We’re officially Keel Infrastructure! Built for the accelerating demand for HPC and AI—with the power, locations, and execution to deliver. Explore our new website → pic.twitter.com/D6ubEMP1lc
— Keel Infrastructure (@keelinfra_) April 1, 2026
A Clear Trend
It’s not a one-off case. Core Scientific (CORZ) and TeraWulf (WULF) have largely repositioned as HPC operators and signed multi-year contracts with hyperscalers.
Riot Platforms (RIOT), Iris Energy (IREN), and Hut 8 have each announced plans to redirect significant power capacity toward AI clients.
Analysts estimate that by end of 2027, up to 20% of the Bitcoin mining industry’s total power capacity could be repurposed for AI and HPC workloads.
Why Miners Have an Edge
The pivot works because miners already hold what the AI industry can’t quickly acquire: large-scale sites with high-voltage power contracts and the infrastructure permits to match.
Hyperscalers are facing two-to-four-year delays just to get new data centres grid-connected. Miners can bring AI capacity online in one to two years.
Goldman Sachs forecasts U.S. data center power demand growing at a 15% compound annual rate through 2030, driven predominantly by AI.
The Valuation Play
The financial logic is as important as the operational one. Bitcoin miners typically trade at 6–12x EBITDA. Data center operators trade at 20–25x.

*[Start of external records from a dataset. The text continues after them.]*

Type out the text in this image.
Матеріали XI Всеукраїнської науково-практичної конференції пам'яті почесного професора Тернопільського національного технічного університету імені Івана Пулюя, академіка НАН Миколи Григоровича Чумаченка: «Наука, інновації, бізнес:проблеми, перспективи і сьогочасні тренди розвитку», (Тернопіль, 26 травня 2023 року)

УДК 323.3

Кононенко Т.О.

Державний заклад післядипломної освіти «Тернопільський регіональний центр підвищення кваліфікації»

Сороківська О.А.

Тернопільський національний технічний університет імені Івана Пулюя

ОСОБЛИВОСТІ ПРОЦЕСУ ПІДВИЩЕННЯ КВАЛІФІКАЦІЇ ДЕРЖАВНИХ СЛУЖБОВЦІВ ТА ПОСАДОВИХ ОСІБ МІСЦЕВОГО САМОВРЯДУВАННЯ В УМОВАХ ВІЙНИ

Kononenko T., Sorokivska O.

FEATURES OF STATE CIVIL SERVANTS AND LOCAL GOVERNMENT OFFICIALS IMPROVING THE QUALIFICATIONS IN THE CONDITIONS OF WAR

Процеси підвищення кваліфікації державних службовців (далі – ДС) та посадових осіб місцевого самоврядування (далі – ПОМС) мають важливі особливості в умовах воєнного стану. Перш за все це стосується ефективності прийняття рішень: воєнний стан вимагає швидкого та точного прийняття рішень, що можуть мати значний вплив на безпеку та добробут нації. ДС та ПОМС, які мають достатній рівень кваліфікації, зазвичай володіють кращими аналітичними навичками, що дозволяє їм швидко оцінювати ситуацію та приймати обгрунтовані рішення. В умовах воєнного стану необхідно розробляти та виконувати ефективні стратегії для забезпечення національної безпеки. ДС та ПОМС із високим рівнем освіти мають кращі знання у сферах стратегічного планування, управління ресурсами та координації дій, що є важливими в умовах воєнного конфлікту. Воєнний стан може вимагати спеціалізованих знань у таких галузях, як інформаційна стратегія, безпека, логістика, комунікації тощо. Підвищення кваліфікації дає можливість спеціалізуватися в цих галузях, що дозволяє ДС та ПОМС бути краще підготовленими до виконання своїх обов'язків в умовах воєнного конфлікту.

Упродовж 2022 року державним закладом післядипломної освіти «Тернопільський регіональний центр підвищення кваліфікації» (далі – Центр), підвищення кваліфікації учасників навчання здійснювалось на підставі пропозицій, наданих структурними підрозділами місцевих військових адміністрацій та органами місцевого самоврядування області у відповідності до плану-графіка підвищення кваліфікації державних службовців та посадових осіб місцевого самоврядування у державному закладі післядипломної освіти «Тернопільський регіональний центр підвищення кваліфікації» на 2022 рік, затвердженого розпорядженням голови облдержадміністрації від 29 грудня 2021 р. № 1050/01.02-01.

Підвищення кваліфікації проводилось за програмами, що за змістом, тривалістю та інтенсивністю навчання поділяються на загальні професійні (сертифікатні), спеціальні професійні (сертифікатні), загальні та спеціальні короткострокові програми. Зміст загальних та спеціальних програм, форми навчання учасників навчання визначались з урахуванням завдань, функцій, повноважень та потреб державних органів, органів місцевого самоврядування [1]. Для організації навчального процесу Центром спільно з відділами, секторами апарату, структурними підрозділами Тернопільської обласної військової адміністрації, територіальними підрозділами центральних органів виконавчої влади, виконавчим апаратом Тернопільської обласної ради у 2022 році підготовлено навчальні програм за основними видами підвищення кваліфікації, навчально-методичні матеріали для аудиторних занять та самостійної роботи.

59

A successful transition from volatile commodity production to infrastructure-as-a-service — with long-term leases and predictable cash flows — implies a substantial multiple re-rating. That’s the bet these companies are making.
For brokers and investors, the practical consequence is sector reclassification. What traded as a pure-play crypto mining cohort is becoming a heterogeneous mix of infrastructure companies, AI-levered real estate plays, and residual Bitcoin producers.
Applying uniform crypto-cycle logic to the entire group is increasingly the wrong frame.